Jane Austen gives us a wonderful account of his behaviour when Marianne entertains on the pianoforte:
Sir John was loud in his admiration at the end of every song, and as loud in his conversation with the others while every song lasted.
While the words make fun of his insensitivity, they also illustrate his efforts to exude good-will in all directions. We see the same characteristic in his sister-in-law, Mrs. Charlotte Palmer, who admired Elinor's drawings so much that she 'could look at them for ever' and then 'very soon forgot that there were any such things in the room'.
Sir John's mother-in-law, Mrs. Jennings, is the female of the species. A 'good-humoured, merry, fat, elderly woman', she talks a great deal, is always happy and is 'rather vulgar'. Her pleasure is to tease young ladies about possible lovers. (She is the first to suggest that Colonel Brandon and Marianne will become man and wife.) She irritates and embarrasses but Jane Austen makes clear that her heart is in the right place; she deserves the affection which even Marianne comes to feel for her. On balance, Jane Austen likes such people well enough.

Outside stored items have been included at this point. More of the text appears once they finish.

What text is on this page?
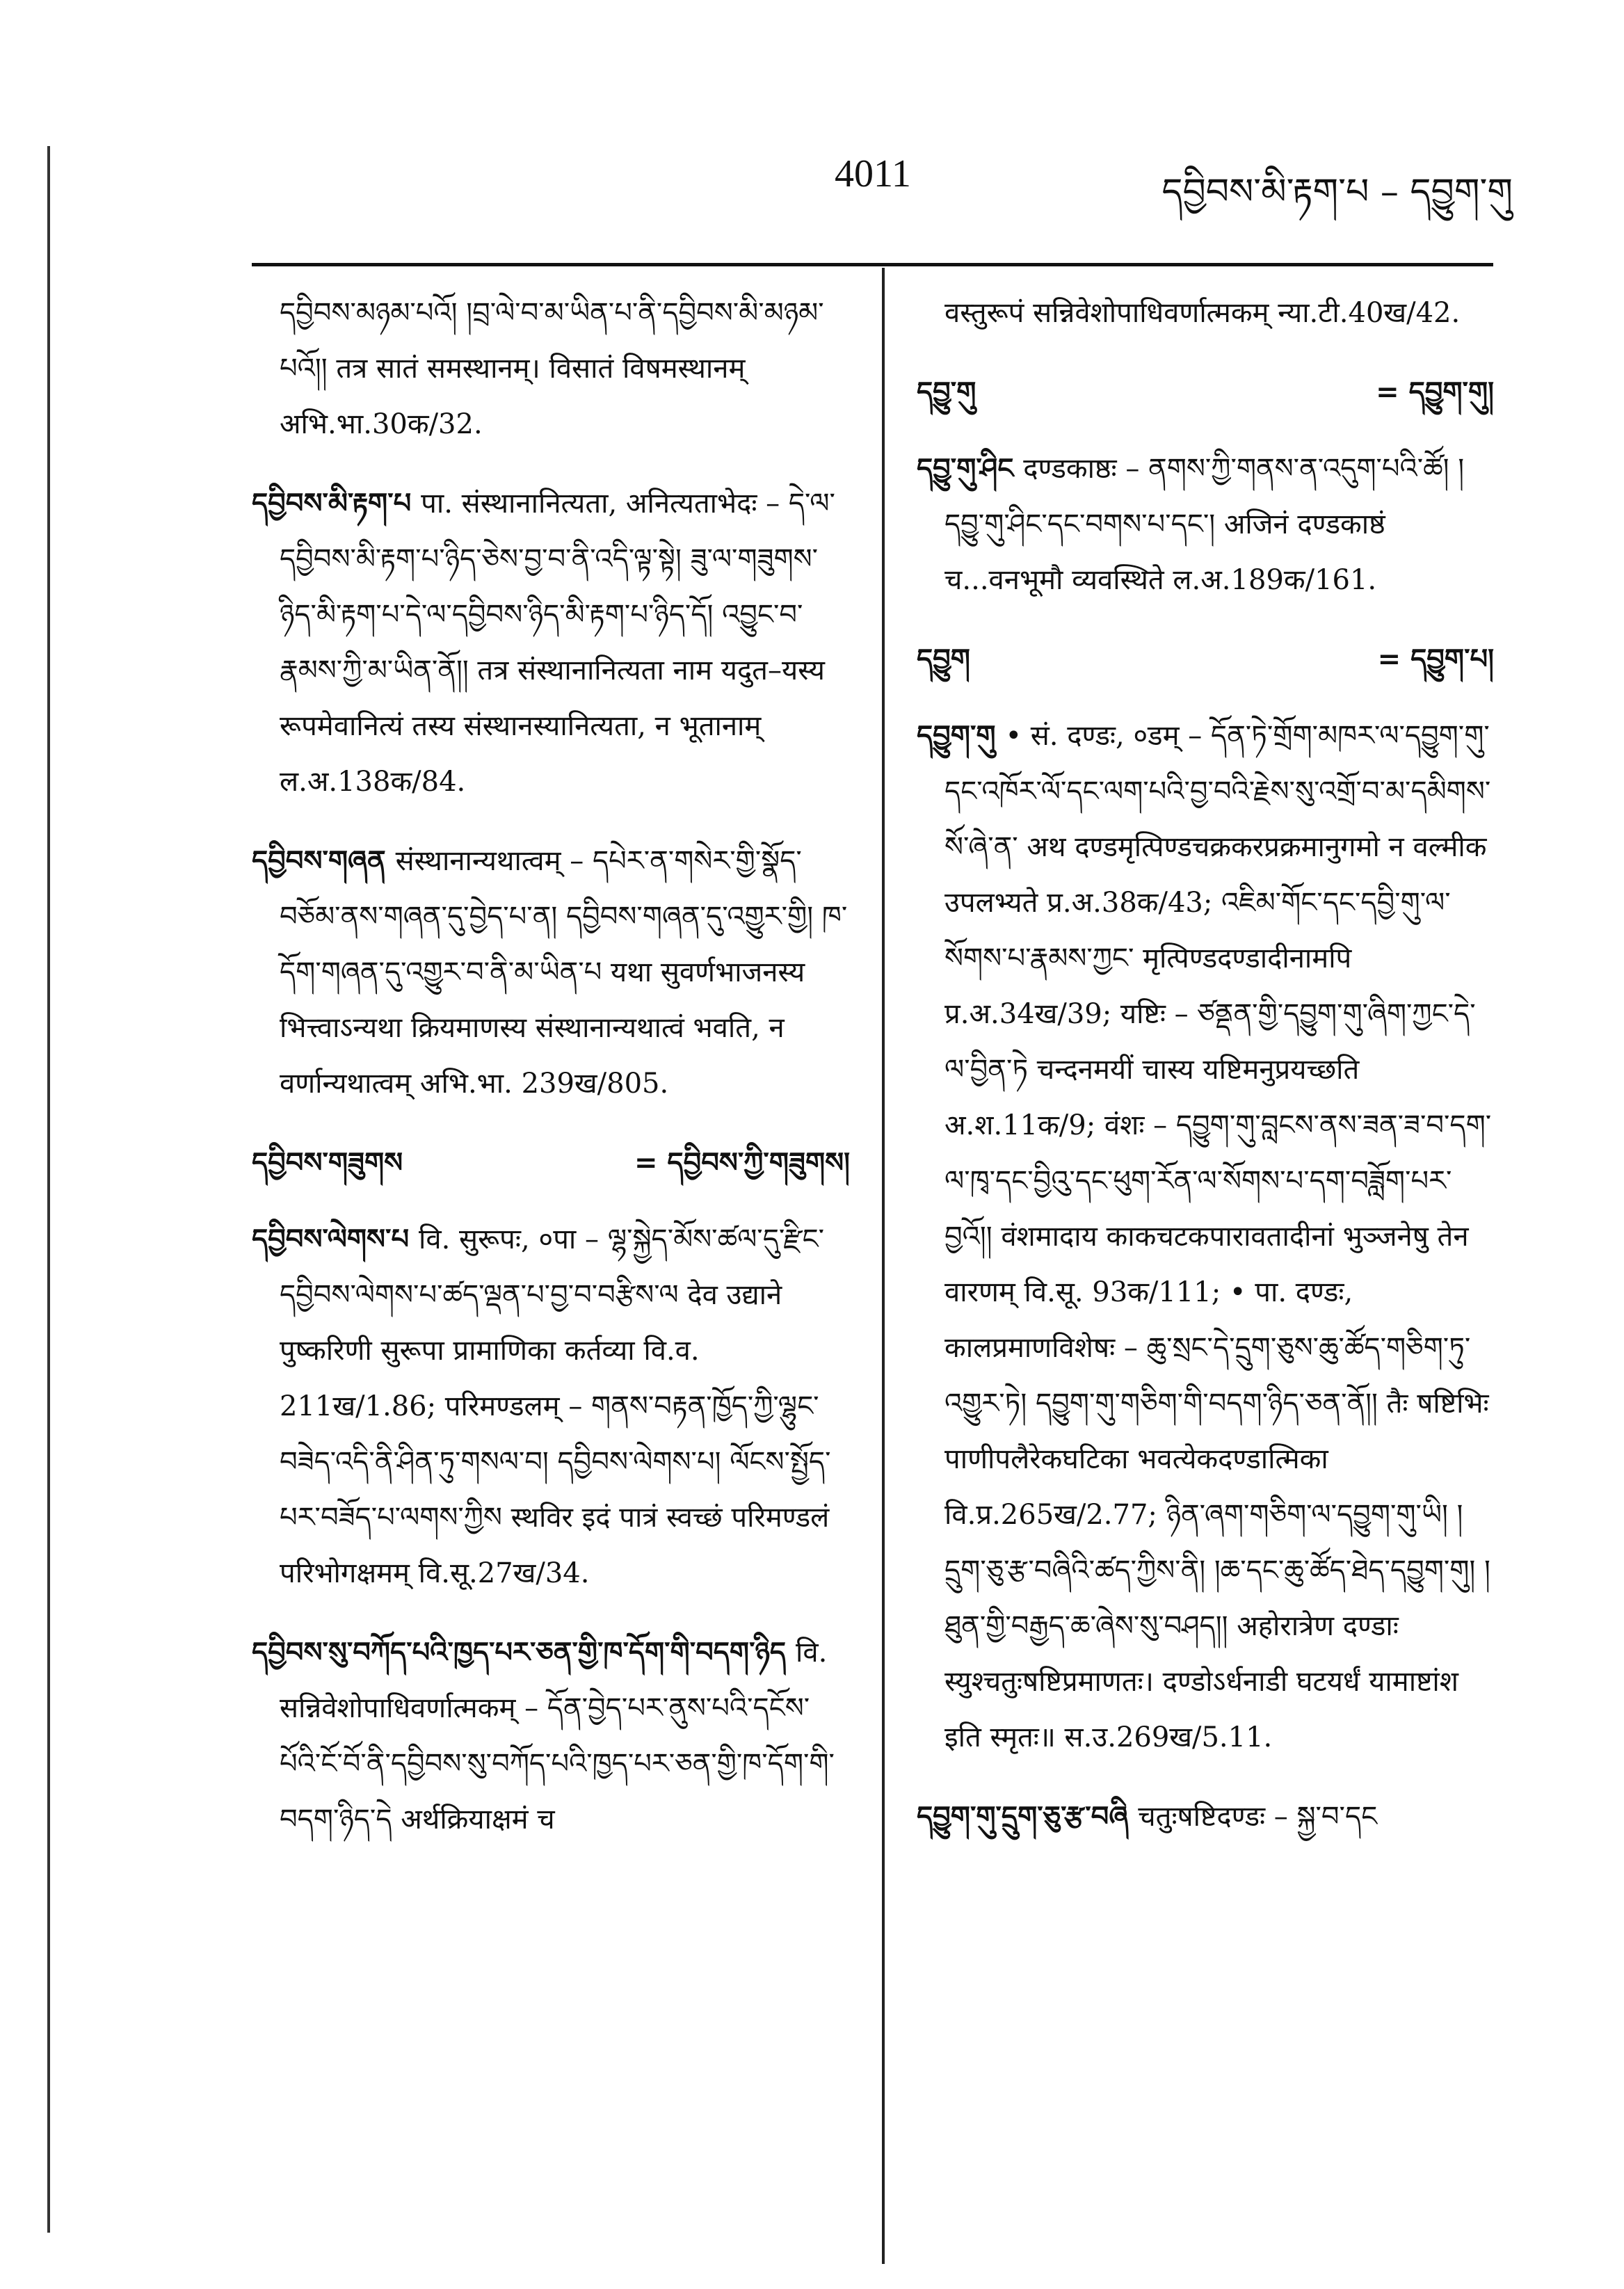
4011	དབྱིབས་མི་རྟག་པ – དབྱུག་གུ

དབྱིབས་མཉམ་པའོ། །བྲ་ལེ་བ་མ་ཡིན་པ་ནི་དབྱིབས་མི་མཉམ་པའོ།། तत्र सातं समस्थानम्। विसातं विषमस्थानम् अभि.भा.30क/32.

དབྱིབས་མི་རྟག་པ पा. संस्थानानित्यता, अनित्यताभेदः – དེ་ལ་དབྱིབས་མི་རྟག་པ་ཉིད་ཅེས་བྱ་བ་ནི་འདི་ལྟ་སྟེ། ཟུ་ལ་གཟུགས་ཉིད་མི་རྟག་པ་དེ་ལ་དབྱིབས་ཉིད་མི་རྟག་པ་ཉིད་དོ། འབྱུང་བ་རྣམས་ཀྱི་མ་ཡིན་ནོ།། तत्र संस्थानानित्यता नाम यदुत–यस्य रूपमेवानित्यं तस्य संस्थानस्यानित्यता, न भूतानाम् ल.अ.138क/84.

དབྱིབས་གཞན संस्थानान्यथात्वम् – དཔེར་ན་གསེར་གྱི་སྣོད་བཅོམ་ནས་གཞན་དུ་བྱེད་པ་ན། དབྱིབས་གཞན་དུ་འགྱུར་གྱི། ཁ་དོག་གཞན་དུ་འགྱུར་བ་ནི་མ་ཡིན་པ यथा सुवर्णभाजनस्य भित्त्वाऽन्यथा क्रियमाणस्य संस्थानान्यथात्वं भवति, न वर्णान्यथात्वम् अभि.भा. 239ख/805.

དབྱིབས་གཟུགས	= དབྱིབས་ཀྱི་གཟུགས།

དབྱིབས་ལེགས་པ वि. सुरूपः, ०पा – ལྷ་སྐྱེད་མོས་ཚལ་དུ་རྫིང་དབྱིབས་ལེགས་པ་ཚད་ལྡན་པ་བྱ་བ་བརྩིས་ལ देव उद्याने पुष्करिणी सुरूपा प्रामाणिका कर्तव्या वि.व. 211ख/1.86; परिमण्डलम् – གནས་བརྟན་ཁྱོད་ཀྱི་ལྷུང་བཟེད་འདི་ནི་ཤིན་ཏུ་གསལ་བ། དབྱིབས་ལེགས་པ། ལོངས་སྤྱོད་པར་བཟོད་པ་ལགས་ཀྱིས स्थविर इदं पात्रं स्वच्छं परिमण्डलं परिभोगक्षमम् वि.सू.27ख/34.

དབྱིབས་སུ་བཀོད་པའི་ཁྱད་པར་ཅན་གྱི་ཁ་དོག་གི་བདག་ཉིད वि. सन्निवेशोपाधिवर्णात्मकम् – དོན་བྱེད་པར་ནུས་པའི་དངོས་པོའི་ངོ་བོ་ནི་དབྱིབས་སུ་བཀོད་པའི་ཁྱད་པར་ཅན་གྱི་ཁ་དོག་གི་བདག་ཉིད་དེ अर्थक्रियाक्षमं च

वस्तुरूपं सन्निवेशोपाधिवर्णात्मकम् न्या.टी.40ख/42.

དབྱུ་གུ	= དབྱུག་གུ།

དབྱུ་གུ་ཤིང दण्डकाष्ठः – ནགས་ཀྱི་གནས་ན་འདུག་པའི་ཚོ། །དབྱུ་གུ་ཤིང་དང་བགས་པ་དང་། अजिनं दण्डकाष्ठं च...वनभूमौ व्यवस्थिते ल.अ.189क/161.

དབྱུག	= དབྱུག་པ།

དབྱུག་གུ • सं. दण्डः, ०डम् – དོན་ཏེ་གྲོག་མཁར་ལ་དབྱུག་གུ་དང་འཁོར་ལོ་དང་ལག་པའི་བྱ་བའི་རྗེས་སུ་འགྲོ་བ་མ་དམིགས་སོ་ཞེ་ན་ अथ दण्डमृत्पिण्डचक्रकरप्रक्रमानुगमो न वल्मीक उपलभ्यते प्र.अ.38क/43; འཇིམ་གོང་དང་དབྱི་གུ་ལ་སོགས་པ་རྣམས་ཀྱང་ मृत्पिण्डदण्डादीनामपि प्र.अ.34ख/39; यष्टिः – ཙནྡན་གྱི་དབྱུག་གུ་ཞིག་ཀྱང་དེ་ལ་བྱིན་ཏེ चन्दनमयीं चास्य यष्टिमनुप्रयच्छति अ.श.11क/9; वंशः – དབྱུག་གུ་བླངས་ནས་ཟན་ཟ་བ་དག་ལ་ཁྭ་དང་བྱིའུ་དང་ཕུག་རོན་ལ་སོགས་པ་དག་བཟློག་པར་བྱའོ།། वंशमादाय काकचटकपारावतादीनां भुञ्जनेषु तेन वारणम् वि.सू. 93क/111; • पा. दण्डः, कालप्रमाणविशेषः – ཆུ་སྲང་དེ་དྲུག་ཅུས་ཆུ་ཚོད་གཅིག་ཏུ་འགྱུར་ཏེ། དབྱུག་གུ་གཅིག་གི་བདག་ཉིད་ཅན་ནོ།། तैः षष्टिभिः पाणीपलैरेकघटिका भवत्येकदण्डात्मिका वि.प्र.265ख/2.77; ཉིན་ཞག་གཅིག་ལ་དབྱུག་གུ་ཡི། །དྲུག་ཅུ་རྩ་བཞིའི་ཚད་ཀྱིས་ནི། །ཆ་དང་ཆུ་ཚོད་ཐེད་དབྱུག་གུ། །ཐུན་གྱི་བརྒྱད་ཆ་ཞེས་སུ་བཤད།། अहोरात्रेण दण्डाः स्युश्चतुःषष्टिप्रमाणतः। दण्डोऽर्धनाडी घटयर्धं यामाष्टांश इति स्मृतः॥ स.उ.269ख/5.11.

དབྱུག་གུ་དྲུག་ཅུ་རྩ་བཞི चतुःषष्टिदण्डः – སྐྱ་བ་དང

Lady Middleton is insipid and, although she opposes nothing her hospitable husband proposes, she contributes nothing to the happiness of those around her, so little did her presence add to the pleasure of the others, by any share in their conversation.
Interesting conversation is highly valued by Jane Austen; unintelligent, buttery or sycophantic talk is despised:
no poverty of any kind, except of conversation, appeared – but there the deficiency was considerable. John Dashwood had not much to say for himself that was worth hearing, and his wife had still less. But there was no peculiar disgrace in this, for it was very much the case with the chief of their visitors, who almost all laboured under one or other of these disqualifications for being agreeable: – Want of sense, either natural or improved – want of elegance – want of spirits – or want of temper.
Incidentally, Sir John Middleton is about 40 and his wife, Lady Middleton, is 26 or 27. Quite a few couples in Jane Austen's novels seem to be satisfactorily matched despite a considerable age difference. Think not only of Marianne and Brandon but especially of Emma and Knightley.
The Middletons’ characters (notably their lack of interests with which to occupy themselves) are well summed up in Jane Austen’s typical one-sentence manner: He hunted and shot, and she humoured her children; and these were their only resources.